2. Present revision has been filed challenging the judgment and order dated 9.7.2018 passed by the Additional District Judge, Court No. 6, Mathura in SCC Suit No. 18 of 2011 (Smt. Raj Kumari vs. Bobby).

3. Facts, in brief, of the case are that the SCC suit was filed by the plaintiff-landlord (respondent herein) against the defendant-tenant (revisionist herein) for rent and eviction on the ground that the defendant is tenant in the shop measuring 18 feet x 40 feet at the rate of Rs. 5,000/- per month. The shop was let out in February, 2009 and it was also agreed that the defendant shall also pay a sum of Rs. 70,000/- as advance (pagdi) within six months, but he did not pay the same. The rent is due from 01.06.2009 and despite of repeated request the same was not paid. The shop is a new construction and the provisions of the U.P. Act 13 of 1972 are applicable because of being new construction as well as rent of shop being Rs. 5,000/- per month. A registered notice dated 15.09.2011 was given to the petitioner and his tenancy was terminated. It was further asserted in the notice that the defendant was liable to pay arrears of rent for the period of 27 months to the tune of Rs. 1,35,000/- and tenancy was also terminated after expiry of notice period of 30 days. Damages at the rate of Rs. 10,000/- were also claimed till the vacation of the shop. The notice was duly received by the defendant and was replied. In his reply he claimed that the rate of rent is Rs. 500/- and default in payment of rent was denied. It was asserted that U.P. Act 13 of 1972 was applicable. In view of this reply it was further asserted in the plaint that after the shop in question was let out, three other shops were let out to other persons on higher rent. A shop measuring 18 feet x 40 feet was let out to Sri Anoop Agrawal at the rate of Rs. 8,000/- per month who had also given advance of Rs. 1,00,000/-. The second shop measuring 20 feet x 40 feet was let out to Sri Rajesh Agrawal at the rate of Rs. 8,000/- per month and a sum of Rs. 1,00,000/- was received in advance and third shop measuring 6 feet x 45 feet was let out to Sri Nazim Khan at the rate of Rs. 3,000/- per month and therefore, it was asserted that there is no question of letting out this big shop at the rate of Rs. 500/- per month to the tenant.

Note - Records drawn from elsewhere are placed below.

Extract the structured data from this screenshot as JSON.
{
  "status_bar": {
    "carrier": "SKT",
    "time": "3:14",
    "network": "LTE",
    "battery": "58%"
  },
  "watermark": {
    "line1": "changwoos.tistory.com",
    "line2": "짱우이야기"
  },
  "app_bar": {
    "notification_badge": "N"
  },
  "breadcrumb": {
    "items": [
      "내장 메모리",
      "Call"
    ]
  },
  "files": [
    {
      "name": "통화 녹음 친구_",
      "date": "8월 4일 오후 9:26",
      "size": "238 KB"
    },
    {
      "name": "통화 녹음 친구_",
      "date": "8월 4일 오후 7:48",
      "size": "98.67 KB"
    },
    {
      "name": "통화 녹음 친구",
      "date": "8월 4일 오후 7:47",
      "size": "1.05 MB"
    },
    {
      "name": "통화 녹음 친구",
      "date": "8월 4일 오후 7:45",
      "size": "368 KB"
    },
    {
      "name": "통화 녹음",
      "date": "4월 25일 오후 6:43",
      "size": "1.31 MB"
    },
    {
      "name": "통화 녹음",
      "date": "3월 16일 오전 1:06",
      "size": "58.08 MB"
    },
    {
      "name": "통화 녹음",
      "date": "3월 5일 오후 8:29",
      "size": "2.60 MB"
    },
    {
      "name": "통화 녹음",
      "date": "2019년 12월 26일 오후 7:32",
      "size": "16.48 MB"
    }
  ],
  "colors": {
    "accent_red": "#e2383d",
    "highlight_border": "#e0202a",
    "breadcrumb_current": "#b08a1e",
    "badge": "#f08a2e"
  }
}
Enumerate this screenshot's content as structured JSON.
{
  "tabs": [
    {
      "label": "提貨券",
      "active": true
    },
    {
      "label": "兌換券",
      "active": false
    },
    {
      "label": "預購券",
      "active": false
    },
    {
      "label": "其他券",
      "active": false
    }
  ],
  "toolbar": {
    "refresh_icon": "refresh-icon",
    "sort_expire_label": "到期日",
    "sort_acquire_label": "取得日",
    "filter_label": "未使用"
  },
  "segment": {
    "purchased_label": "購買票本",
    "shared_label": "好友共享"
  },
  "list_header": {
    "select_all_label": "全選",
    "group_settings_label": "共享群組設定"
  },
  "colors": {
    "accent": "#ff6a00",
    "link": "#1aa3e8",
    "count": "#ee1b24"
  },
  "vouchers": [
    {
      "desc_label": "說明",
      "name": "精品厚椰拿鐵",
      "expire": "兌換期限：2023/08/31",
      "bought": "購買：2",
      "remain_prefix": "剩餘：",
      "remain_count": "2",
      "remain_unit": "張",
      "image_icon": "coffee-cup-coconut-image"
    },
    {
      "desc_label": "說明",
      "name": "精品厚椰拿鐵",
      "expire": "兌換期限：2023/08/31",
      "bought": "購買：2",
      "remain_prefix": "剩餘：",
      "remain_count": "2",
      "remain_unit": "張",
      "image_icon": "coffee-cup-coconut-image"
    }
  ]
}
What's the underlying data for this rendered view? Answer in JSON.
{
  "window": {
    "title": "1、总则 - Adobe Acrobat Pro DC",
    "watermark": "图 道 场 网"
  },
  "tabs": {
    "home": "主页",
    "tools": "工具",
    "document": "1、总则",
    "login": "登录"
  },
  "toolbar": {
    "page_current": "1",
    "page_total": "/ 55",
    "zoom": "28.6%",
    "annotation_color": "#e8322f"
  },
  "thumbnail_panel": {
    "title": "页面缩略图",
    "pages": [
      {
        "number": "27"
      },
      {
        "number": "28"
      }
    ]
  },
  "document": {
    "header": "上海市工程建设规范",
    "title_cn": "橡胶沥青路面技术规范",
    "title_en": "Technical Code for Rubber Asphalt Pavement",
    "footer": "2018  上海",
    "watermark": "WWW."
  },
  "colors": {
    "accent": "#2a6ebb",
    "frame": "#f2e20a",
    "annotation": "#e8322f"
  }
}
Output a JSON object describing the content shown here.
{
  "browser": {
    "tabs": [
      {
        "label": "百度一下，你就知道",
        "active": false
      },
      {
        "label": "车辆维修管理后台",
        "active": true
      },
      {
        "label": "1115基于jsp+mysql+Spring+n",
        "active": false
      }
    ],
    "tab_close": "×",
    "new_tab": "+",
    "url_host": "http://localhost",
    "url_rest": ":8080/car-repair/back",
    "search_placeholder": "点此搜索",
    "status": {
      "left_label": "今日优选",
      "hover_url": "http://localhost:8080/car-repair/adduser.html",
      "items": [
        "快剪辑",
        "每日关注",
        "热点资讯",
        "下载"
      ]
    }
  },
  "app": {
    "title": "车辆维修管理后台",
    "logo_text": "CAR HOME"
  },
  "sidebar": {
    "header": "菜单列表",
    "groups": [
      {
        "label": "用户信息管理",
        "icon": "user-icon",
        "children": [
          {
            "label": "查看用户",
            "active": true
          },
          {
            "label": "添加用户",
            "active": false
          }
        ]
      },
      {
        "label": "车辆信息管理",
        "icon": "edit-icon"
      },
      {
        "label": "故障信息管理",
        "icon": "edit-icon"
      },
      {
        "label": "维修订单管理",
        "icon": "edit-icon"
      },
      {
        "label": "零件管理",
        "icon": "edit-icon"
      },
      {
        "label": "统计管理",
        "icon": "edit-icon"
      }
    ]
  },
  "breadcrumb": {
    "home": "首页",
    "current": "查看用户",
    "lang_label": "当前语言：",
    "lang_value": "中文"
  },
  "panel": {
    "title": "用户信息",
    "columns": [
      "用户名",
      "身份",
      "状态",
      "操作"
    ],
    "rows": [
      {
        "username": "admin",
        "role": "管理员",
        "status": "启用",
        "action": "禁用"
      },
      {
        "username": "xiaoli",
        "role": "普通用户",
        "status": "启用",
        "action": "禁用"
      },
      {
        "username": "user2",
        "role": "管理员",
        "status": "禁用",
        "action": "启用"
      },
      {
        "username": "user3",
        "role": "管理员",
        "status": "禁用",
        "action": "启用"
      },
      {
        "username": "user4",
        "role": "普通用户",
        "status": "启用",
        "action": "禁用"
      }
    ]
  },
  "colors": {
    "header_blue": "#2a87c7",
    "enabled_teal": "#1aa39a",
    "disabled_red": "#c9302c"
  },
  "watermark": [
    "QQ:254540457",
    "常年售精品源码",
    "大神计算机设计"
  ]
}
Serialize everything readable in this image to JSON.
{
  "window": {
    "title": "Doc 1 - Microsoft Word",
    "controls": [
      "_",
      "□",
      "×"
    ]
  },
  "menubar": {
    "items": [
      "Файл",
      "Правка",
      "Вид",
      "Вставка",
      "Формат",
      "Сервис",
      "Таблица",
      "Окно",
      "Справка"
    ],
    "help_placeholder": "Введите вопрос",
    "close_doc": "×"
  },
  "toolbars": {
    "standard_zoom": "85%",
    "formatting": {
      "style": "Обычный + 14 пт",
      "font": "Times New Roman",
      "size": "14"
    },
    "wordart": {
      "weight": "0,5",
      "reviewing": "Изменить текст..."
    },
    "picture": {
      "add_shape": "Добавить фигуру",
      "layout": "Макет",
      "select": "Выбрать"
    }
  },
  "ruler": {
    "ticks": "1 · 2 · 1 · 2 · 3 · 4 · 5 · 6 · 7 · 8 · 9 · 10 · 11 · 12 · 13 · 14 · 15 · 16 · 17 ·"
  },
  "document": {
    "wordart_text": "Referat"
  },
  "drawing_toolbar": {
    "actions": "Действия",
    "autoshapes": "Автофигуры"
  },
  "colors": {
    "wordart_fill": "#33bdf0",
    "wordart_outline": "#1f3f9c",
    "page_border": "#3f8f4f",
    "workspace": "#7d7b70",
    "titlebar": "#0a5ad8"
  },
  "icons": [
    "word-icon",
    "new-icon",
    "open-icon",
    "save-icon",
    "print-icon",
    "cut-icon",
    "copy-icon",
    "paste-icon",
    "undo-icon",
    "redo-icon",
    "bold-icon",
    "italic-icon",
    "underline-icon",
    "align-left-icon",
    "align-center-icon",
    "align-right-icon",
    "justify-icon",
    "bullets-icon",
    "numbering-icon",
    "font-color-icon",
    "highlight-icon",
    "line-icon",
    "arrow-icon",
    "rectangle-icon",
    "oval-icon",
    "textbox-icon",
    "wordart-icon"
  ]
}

4. The suit was contested by the defendant on the ground that the rate of rent was Rs. 500/- per month and Rs. 70,000/- were paid to as advance (pagdi) to the plaintiff, which is refundable after termination of tenancy. The notice was correctly replied and rent was regularly paid, however, the plaintiff never issued any receipt. It was also asserted that rent was paid upto August, 2011 and thereafter the plaintiff refused to accept the rent. It was also asserted that the defendant was entitled for benefit of Section 114 of Transfer of Property Act. The defendant subsequently came to know about the fact that the shop is an old construction and the provisions of U.P. Act 13 of 1972 are applicable and as such, the defendant is entitled for benefit of Section 20(4) of the Act. In replication, the assertions made in the written statement were denied.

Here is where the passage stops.